Quick Answer
Preferred stock is equity, not debt, that pays a fixed dividend and behaves like a bond. It ranks above common but below all debt, is usually nonvoting, and its price moves inversely to interest rates. Know the types (cumulative, participating, convertible, callable, adjustable-rate) and the conversion parity math.
The whole unit on one sheet: what preferred is, its types and rights, the conversion math, and why fixed-rate prices fall when rates rise.
Core Concepts
- Preferred stock is an equity security (ownership), NOT debt, that pays a fixed dividend as a percentage of par or a flat dollar amount.
- Par value is typically $100 per share (bonds are $1,000). A 6% preferred at $100 par pays $6.00/year ($1.50/quarter), regardless of company performance.
- Classified as a fixed-income security despite being equity, because the dividend is fixed and the price is interest-rate sensitive.
- Generally nonvoting; no pre-emptive rights. Priority over common on dividends and in liquidation.
The Five Types
- Cumulative: skipped dividends accumulate as dividends in arrears and must be paid (arrears first, then current preferred) before any common dividend. Arrears are footnote-disclosed, not a balance-sheet liability.
- Non-cumulative (straight): a skipped dividend is gone forever; more risk to the investor.
- Participating: gets its stated dividend first, then also shares in extra distributions alongside common (rarely issued).
- Convertible: holder's option to swap for common at a set ratio; pays a lower dividend because the conversion feature has value.
- Callable: issuer's option to redeem at the call price (at or slightly above par); pays a higher dividend for call risk. Issuer calls when rates fall.
- Adjustable-rate (floating-rate): dividend resets to a benchmark, so price stays near par with less interest-rate risk.
The One-Liners That Win Points
- Preferred is equity, not debt. Holders are owners, paid AFTER all bondholders and creditors in bankruptcy.
- Callable = issuer's right; Convertible = holder's right. Issuers call when rates fall; holders convert when common rises.
- "Preference" is not "guarantee." The board must declare the dividend; if it declares none, nobody gets paid.

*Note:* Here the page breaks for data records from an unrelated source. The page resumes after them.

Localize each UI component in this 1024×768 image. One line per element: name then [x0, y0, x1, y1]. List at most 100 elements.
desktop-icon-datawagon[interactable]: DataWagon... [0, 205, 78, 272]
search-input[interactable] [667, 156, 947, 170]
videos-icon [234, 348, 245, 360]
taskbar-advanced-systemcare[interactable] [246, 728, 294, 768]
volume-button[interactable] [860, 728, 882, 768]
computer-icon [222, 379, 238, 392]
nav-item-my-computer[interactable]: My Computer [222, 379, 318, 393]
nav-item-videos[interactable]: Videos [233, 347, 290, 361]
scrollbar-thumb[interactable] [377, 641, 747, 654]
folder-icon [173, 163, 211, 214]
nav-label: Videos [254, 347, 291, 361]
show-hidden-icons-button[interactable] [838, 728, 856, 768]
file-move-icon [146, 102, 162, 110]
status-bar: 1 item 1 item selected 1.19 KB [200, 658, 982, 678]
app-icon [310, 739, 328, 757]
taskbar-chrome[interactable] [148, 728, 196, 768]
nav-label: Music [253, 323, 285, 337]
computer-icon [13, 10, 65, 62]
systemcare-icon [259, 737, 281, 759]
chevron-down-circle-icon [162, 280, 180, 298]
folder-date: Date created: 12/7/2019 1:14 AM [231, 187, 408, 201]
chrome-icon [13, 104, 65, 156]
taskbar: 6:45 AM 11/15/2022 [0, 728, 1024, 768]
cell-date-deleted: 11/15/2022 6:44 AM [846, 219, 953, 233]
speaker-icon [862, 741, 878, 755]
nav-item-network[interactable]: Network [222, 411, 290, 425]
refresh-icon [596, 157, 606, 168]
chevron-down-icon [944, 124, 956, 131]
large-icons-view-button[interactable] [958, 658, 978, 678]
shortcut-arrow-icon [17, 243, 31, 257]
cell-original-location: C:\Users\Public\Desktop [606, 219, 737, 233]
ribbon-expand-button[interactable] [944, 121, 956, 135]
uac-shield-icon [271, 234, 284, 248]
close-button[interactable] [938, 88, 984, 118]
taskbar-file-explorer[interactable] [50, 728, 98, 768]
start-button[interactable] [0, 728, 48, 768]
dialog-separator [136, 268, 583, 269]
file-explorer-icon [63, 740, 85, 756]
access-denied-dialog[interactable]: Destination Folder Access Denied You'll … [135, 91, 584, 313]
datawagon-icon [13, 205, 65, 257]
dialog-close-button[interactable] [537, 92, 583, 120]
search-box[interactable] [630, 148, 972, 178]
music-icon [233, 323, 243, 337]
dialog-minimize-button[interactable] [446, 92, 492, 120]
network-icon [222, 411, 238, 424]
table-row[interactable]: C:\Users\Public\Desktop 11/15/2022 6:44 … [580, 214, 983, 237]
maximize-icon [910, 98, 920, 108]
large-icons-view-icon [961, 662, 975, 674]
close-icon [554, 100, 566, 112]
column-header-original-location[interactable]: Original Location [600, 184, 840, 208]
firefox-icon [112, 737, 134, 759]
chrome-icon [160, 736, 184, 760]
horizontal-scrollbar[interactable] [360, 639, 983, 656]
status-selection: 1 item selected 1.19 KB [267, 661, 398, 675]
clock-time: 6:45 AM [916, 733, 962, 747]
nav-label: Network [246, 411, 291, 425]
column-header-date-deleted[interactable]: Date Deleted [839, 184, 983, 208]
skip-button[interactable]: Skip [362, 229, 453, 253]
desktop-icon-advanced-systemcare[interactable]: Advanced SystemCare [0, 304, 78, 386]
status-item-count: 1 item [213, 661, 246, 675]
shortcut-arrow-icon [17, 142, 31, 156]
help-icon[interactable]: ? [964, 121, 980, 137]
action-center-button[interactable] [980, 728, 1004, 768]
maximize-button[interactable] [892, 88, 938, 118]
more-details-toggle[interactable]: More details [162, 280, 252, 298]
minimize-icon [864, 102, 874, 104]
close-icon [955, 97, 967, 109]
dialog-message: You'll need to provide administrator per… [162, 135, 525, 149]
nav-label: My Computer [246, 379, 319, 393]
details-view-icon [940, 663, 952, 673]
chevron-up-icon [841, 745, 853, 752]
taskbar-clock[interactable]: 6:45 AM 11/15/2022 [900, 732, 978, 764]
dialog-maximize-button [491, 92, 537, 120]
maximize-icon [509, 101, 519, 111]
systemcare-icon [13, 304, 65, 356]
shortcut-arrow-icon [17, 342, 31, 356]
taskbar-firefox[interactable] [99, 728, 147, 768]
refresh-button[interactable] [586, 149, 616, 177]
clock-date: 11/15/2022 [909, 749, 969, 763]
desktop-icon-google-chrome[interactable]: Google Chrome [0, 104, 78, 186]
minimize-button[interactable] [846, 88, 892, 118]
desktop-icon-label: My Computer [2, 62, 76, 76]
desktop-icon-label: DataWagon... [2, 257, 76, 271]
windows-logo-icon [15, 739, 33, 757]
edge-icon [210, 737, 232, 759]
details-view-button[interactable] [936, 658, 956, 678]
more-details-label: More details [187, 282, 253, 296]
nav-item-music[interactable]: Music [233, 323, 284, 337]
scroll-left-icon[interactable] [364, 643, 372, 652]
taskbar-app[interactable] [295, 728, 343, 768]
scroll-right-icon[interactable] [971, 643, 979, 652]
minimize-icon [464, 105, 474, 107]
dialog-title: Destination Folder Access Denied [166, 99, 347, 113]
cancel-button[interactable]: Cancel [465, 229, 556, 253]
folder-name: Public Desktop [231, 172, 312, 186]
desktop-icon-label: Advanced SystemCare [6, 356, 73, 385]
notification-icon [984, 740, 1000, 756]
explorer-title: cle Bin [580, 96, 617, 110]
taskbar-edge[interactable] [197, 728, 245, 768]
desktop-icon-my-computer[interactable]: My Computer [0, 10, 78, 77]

- Liquidation order: secured creditors, unsecured creditors, subordinated debt, preferred, then common.
- Discount to par = current yield higher than the stated rate; premium = yield lower; at par they match.
- Pre-emptive rights belong to common, not preferred.
Numbers to Lock In
| Item | Value |
|---|---|
| Preferred par value | $100 per share |
| Conversion ratio | Par value / Conversion price |
| Conversion value | Conversion ratio x common market price |
| Parity price of common | Preferred market price / Conversion ratio |
| Parity price of preferred | Common market price x Conversion ratio |
| Current yield | Annual dividend / Market price |
| Adjustable-rate reset | Typically every six months |
Convertible Parity Math
- $100 par, conversion price $25: conversion ratio = 4 shares ($100 / $25).
- Common at $30: conversion value = 4 x $30 = $120; parity price of preferred = $30 x 4 = $120.
- Convert when conversion value exceeds the preferred's market price (preferred at $100, value $120 = $20 gain), but converting forfeits the fixed dividend.
- Anti-dilution covenant protects the holder on splits/stock dividends: after a 2-for-1 split, conversion ratio increases, conversion price decreases, and conversion value stays the same. Multiply the pre-split ratio by the split factor.
Top Gotchas
- Cumulative dividend order is arrears first, then current preferred, then common; if the declared amount cannot cover both preferred pieces, common gets nothing.
- Conversion is a one-way street. Once you convert to common, you cannot convert back, and you lose the preferred dividend and liquidation preference.
- At parity, preferred market price equals its conversion value; the two are equally valued.
- Preferred has no maturity date, so it cannot "pull to par." That can make fixed-rate interest-rate risk greater than a same-coupon bond.
- Callable preferred caps upside when rates fall: the issuer calls and reissues at a lower rate, so the investor gets the call price but loses the income stream.
- Sinking funds reduce credit risk but add call risk on individual shares.
One-Breath Recap
Preferred stock is fixed-income-flavored equity: it pays a fixed dividend, ranks above common but below all debt, and usually cannot vote. Learn the five types, the conversion parity formulas, and the rule that fixed-rate preferred prices fall when rates rise, and this unit answers itself.